Spätestens hier zeichnen sich kaum zu bewältigende Schwierigkeiten ab: Der zu Unrecht sanktionierte Verdächtige verlangt erstens präzise Anklagepunkte und zweitens Schuldbeweise, damit er den fundierten Beweis seiner Unschuld vor Gericht antreten kann. Doch die nationalen Behörden verfügen gar nicht über das belastende Material, zumal es das Sanktionskomitee der Uno ist, das den Eintrag auf die Schwarze Liste behandelt hat. Der „Listing“-Prozess stützt sich auf Geheimdienstmaterial einzelner Mitglieder des Sicherheitsrates, die diese Geheimunterlagen größtenteils nicht einmal mit den anderen Staaten im Rat teilen. Nach einem jahrelangen, überaus zähen Ringen einigte man sich auf die „Narrative Summaries“, allgemeine Zusammenfassungen der Schlüsse aus den geheimen Unterlagen für die einzelnen Fälle. Eine solche Zusammenfassung brachte beispielsweise die EU-Kommission vor dem EU-Gerichtshof gegen Yassin Kadi ein. Die Richter wiesen diese Begründung als völlig unzureichend für eine substanzielle und gründliche Beurteilung der Schuld des Klägers zurück. Damit war klar, was Besonnene schon zu Beginn der „Targeted Sanctions“ des Sicherheitsrates anmahnten: Diese Zwangsmaßnahmen lassen sich nicht gerichtsfähig begründen, sie rauben deshalb den betroffenen Personen und Einrichtungen ihre Grundrechte auf Verteidigung und auf wirksames gerichtliches Gehör. Sie sind ein Verstoß gegen die Menschenrechte und mithin gegen die Uno-Charta, die auch den Handlungsspielraum des Sicherheitsrates bestimmt.

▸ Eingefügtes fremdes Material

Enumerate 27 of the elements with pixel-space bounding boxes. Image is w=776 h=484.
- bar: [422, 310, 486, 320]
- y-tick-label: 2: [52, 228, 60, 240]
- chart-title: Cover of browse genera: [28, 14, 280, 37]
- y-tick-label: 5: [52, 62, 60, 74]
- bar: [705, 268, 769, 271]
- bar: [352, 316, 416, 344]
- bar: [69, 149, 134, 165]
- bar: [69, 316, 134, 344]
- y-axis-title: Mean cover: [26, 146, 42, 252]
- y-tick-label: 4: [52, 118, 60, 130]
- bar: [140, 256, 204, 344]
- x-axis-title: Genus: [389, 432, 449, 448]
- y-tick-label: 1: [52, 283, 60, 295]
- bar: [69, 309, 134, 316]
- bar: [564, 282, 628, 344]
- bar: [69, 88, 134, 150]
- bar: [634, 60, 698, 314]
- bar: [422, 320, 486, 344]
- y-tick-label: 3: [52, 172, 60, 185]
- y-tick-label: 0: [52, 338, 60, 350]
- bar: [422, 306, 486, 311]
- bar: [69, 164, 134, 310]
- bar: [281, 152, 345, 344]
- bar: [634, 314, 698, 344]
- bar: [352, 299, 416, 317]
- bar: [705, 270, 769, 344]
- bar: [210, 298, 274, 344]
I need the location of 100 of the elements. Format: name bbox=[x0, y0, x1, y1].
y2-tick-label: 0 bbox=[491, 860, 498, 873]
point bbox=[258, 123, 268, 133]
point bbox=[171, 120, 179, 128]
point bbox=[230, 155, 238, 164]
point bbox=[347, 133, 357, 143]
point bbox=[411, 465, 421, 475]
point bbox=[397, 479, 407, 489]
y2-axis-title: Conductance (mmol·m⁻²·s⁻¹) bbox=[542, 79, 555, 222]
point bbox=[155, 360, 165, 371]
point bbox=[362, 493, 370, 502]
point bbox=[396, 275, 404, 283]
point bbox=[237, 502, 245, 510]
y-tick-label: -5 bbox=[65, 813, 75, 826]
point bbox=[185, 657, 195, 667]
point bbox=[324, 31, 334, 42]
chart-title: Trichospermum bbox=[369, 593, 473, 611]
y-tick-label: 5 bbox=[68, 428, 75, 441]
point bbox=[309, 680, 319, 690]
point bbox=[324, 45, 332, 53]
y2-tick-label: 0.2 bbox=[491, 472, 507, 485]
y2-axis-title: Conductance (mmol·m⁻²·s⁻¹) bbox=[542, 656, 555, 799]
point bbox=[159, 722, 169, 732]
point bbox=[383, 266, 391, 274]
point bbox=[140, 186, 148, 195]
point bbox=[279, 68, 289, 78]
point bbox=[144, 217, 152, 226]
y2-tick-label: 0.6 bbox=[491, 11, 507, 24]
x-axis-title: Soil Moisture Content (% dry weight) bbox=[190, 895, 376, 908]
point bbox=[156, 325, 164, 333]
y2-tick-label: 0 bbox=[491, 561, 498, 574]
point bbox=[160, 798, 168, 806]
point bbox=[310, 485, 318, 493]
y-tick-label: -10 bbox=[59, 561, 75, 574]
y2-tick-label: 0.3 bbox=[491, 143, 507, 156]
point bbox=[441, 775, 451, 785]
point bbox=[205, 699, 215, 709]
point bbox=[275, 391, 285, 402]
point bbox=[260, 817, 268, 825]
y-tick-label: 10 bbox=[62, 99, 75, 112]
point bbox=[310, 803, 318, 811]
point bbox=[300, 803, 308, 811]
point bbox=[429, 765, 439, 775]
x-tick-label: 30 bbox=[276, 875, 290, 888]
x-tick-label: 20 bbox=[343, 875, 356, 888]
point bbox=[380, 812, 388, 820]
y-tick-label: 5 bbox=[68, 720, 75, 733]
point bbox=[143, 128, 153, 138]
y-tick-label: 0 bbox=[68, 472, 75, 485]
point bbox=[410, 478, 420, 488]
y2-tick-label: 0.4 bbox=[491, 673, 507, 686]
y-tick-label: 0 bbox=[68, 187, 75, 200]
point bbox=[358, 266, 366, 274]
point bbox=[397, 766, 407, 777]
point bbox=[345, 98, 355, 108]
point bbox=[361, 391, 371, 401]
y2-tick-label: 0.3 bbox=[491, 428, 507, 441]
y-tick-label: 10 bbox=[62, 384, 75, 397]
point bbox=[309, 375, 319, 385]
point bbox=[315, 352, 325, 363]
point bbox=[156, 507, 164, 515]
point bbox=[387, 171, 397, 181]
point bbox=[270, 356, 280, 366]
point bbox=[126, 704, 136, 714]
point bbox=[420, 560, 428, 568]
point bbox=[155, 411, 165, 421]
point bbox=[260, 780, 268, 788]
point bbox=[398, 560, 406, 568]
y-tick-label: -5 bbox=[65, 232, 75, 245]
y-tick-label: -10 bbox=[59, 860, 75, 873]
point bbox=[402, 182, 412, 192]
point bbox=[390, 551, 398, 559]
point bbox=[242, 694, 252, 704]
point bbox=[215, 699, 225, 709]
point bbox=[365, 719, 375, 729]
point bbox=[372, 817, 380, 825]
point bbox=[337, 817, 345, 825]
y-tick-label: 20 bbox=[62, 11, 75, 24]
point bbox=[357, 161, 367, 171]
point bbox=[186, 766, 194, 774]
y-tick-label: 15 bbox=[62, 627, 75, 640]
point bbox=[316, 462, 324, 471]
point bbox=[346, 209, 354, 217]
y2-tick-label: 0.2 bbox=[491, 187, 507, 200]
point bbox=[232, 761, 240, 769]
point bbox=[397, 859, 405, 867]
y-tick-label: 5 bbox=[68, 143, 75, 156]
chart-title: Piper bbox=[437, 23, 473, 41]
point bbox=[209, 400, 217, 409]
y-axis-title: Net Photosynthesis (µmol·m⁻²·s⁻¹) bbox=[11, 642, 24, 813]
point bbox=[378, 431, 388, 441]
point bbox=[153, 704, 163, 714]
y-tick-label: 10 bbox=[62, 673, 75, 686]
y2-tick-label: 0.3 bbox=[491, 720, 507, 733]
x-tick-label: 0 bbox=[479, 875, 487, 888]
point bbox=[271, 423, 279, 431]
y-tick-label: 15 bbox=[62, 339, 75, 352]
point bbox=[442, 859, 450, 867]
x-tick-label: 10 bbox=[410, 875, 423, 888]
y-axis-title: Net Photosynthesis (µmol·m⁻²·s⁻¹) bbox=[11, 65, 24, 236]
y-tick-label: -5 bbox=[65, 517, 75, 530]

Die Gerichtsverfahren brachten die Einsicht, dass die rechtliche Überprüfung des Listeneintrags auf der gleichen Ebene stattfinden muss wie der Entscheid zum Eintrag, nämlich in der Uno. Das ergibt sich schon allein daraus, dass der Sicherheitsrat sich einer nationalen Gerichtsbarkeit in keiner Weise unterstellt, also auch ihre Urteile nicht umzusetzen gedenkt. Doch ein Tribunal zur Beaufsichtigung des Sicherheitsrates gibt es nicht – und soll es nach Ansicht vieler Uno-Mitgliedsstaaten auch nicht geben. Deshalb wird aus den Schwarzen Listen der Schwarze Peter: Die Uno schiebt die gerichtliche Verantwortung an die Umsetzer der Sanktionen ab, also an die Mitgliedsstaaten. Diese können schließlich nicht umhin, wieder den Uno-Sicherheitsrat zur Rechenschaft zu ziehen. Wer unterdessen zu Unrecht auf der Liste steht, der hat auf lange, lange Jahre das Nachsehen. Yassin Abdallah al-Kadi hat schon reihenweise Prozesse gegen die ausführenden Behörden der Sanktionen gewonnen, aber er steht völlig unverändert als Nummer QI.Q.22.01 auf der 1267er Liste.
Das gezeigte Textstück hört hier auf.